Gospodarze rewanżowego spotkania sądzą, że bez większych kłopotów odrobią minimalną stratę z Kielc. Tym bardziej, że będą oni mogli liczyć na wsparcie żywiołowych fanów.
- Po meczu w Polsce niejako postawiliśmy się w roli faworytów. Wraz z kolegami z drużyny zdajemy sobie sprawę, że przed własną publicznością czeka nas jeszcze trudniejsze zadanie. Nie obiecuję niczego, ale zrobimy wszystko, aby znaleźć się w ćwierćfinale Ligi Mistrzów, co byłoby historycznym osiągnięciem dla naszego klubu. Mam nadzieję, że hala będzie wypełniona po brzegi i razem z kibicami będziemy świętować to niezwykłe osiągnięcie - powiedział Matjaž Brumen.
Sztab szkoleniowy ekipy ze Słowenii ma problemy przede wszystkim z Serbem posiadającym węgierski paszport. Milorad Krivokapić stanowi o sile ofensywnej zespołu, a jego występ jest niepewny z powodu kontuzji.
- Mam nadzieję, że Krivokapić będzie gotowy na ten bardzo ważny mecz [...]. Sebastian Skube będzie potrzebował mocnego wsparcia ze strony kolegów. W naszej drużynie drzemią ogromne rezerwy, szczególnie jeśli chodzi o atak. W pierwszym spotkaniu udowodniliśmy także, iż jesteśmy w stanie grać wspaniale w obronie - stwierdził Brumen.

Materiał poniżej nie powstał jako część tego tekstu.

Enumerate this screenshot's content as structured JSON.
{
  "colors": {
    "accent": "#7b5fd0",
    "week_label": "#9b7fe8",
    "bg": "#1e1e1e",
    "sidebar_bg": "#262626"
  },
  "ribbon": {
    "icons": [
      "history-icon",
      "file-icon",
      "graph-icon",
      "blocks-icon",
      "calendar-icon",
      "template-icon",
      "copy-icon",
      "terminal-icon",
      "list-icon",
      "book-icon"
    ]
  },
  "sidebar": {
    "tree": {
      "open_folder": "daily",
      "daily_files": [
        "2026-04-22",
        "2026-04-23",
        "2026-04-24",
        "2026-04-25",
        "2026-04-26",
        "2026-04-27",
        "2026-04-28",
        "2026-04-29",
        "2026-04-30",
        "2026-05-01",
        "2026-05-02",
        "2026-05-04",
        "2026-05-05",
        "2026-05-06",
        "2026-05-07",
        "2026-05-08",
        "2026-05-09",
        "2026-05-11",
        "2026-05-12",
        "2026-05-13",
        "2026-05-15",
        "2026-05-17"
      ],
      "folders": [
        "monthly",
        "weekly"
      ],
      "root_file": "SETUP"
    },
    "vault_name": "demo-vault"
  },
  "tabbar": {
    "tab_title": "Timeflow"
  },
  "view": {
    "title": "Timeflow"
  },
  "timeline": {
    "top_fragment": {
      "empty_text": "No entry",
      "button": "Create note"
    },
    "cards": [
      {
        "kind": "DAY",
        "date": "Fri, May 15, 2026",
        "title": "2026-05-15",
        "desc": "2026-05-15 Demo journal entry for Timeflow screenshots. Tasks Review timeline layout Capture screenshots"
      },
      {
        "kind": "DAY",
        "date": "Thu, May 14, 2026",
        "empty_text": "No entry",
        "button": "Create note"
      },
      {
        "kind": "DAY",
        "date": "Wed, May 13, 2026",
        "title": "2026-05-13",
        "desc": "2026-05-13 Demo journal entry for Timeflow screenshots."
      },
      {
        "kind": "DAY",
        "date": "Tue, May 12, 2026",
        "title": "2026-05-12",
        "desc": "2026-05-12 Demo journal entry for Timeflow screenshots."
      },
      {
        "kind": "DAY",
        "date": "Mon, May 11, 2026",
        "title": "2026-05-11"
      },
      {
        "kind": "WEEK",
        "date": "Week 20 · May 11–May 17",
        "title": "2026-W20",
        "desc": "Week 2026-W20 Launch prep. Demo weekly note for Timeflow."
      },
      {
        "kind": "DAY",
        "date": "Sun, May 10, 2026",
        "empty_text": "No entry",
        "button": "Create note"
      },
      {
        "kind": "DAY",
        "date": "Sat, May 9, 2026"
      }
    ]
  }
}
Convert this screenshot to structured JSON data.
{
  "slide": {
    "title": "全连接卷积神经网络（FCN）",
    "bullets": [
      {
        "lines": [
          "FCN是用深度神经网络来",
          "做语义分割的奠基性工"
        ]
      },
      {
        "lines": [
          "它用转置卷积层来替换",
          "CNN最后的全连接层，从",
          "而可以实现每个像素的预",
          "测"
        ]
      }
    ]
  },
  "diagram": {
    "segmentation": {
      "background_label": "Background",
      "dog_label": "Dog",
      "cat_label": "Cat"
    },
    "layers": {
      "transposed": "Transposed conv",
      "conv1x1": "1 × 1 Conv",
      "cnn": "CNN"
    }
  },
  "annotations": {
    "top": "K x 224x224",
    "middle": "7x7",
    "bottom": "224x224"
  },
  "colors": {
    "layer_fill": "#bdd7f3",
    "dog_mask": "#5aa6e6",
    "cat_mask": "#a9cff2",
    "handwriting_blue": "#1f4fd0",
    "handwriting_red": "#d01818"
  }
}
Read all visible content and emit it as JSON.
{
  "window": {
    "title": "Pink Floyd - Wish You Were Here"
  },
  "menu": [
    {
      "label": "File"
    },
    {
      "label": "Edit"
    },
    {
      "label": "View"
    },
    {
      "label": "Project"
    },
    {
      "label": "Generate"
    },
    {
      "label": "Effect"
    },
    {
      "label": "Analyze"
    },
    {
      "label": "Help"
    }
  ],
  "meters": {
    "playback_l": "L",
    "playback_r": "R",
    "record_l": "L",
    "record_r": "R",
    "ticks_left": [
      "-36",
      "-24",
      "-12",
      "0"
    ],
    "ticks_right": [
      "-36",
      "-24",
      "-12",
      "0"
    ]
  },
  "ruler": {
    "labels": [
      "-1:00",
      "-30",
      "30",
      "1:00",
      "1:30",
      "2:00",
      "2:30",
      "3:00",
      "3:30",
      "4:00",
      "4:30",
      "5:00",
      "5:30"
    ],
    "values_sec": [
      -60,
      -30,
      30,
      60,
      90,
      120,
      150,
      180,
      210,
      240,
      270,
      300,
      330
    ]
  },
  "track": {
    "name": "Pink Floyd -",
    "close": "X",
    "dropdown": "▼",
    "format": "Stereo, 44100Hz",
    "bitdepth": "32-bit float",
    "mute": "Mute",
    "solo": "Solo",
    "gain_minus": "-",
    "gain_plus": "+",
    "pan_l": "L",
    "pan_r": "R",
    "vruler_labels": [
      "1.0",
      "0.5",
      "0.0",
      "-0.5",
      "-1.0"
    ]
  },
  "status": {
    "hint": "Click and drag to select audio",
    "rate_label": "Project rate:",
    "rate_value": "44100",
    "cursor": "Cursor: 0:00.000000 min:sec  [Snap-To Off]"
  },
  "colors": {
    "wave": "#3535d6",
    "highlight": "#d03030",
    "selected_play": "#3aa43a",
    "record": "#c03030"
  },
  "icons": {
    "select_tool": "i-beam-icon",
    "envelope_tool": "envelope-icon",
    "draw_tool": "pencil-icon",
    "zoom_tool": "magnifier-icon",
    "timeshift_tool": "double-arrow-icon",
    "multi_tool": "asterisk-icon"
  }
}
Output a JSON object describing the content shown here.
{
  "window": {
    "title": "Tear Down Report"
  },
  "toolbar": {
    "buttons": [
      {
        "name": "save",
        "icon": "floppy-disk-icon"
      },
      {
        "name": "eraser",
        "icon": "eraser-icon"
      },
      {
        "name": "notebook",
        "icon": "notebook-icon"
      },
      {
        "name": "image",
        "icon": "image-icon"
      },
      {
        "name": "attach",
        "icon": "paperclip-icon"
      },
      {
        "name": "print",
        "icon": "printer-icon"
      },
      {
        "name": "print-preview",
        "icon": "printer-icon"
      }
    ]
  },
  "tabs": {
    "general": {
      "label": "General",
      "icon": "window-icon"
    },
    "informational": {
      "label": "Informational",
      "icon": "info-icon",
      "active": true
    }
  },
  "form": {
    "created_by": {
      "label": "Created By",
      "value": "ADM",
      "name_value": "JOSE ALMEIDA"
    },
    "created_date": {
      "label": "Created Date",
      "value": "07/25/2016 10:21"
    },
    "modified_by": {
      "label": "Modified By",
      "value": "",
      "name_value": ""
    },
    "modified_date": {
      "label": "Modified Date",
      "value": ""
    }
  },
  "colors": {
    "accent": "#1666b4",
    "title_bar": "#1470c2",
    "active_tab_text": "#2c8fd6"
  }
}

Ponadto w czasie pierwszego pojedynku Michał Jurecki złamał nos Bojanowi Skoko. Jednak kołowy klubu z Bałkanów, pomimo urazu, chce zagrać w sobotę przeciwko Vive Targom Kielce. W bieżącym tygodniu treningi wznowił Vladimir Osmajić, ale nie będzie on raczej w stanie wystąpić w pojedynku z ekipą trenera Bogdana Wenty.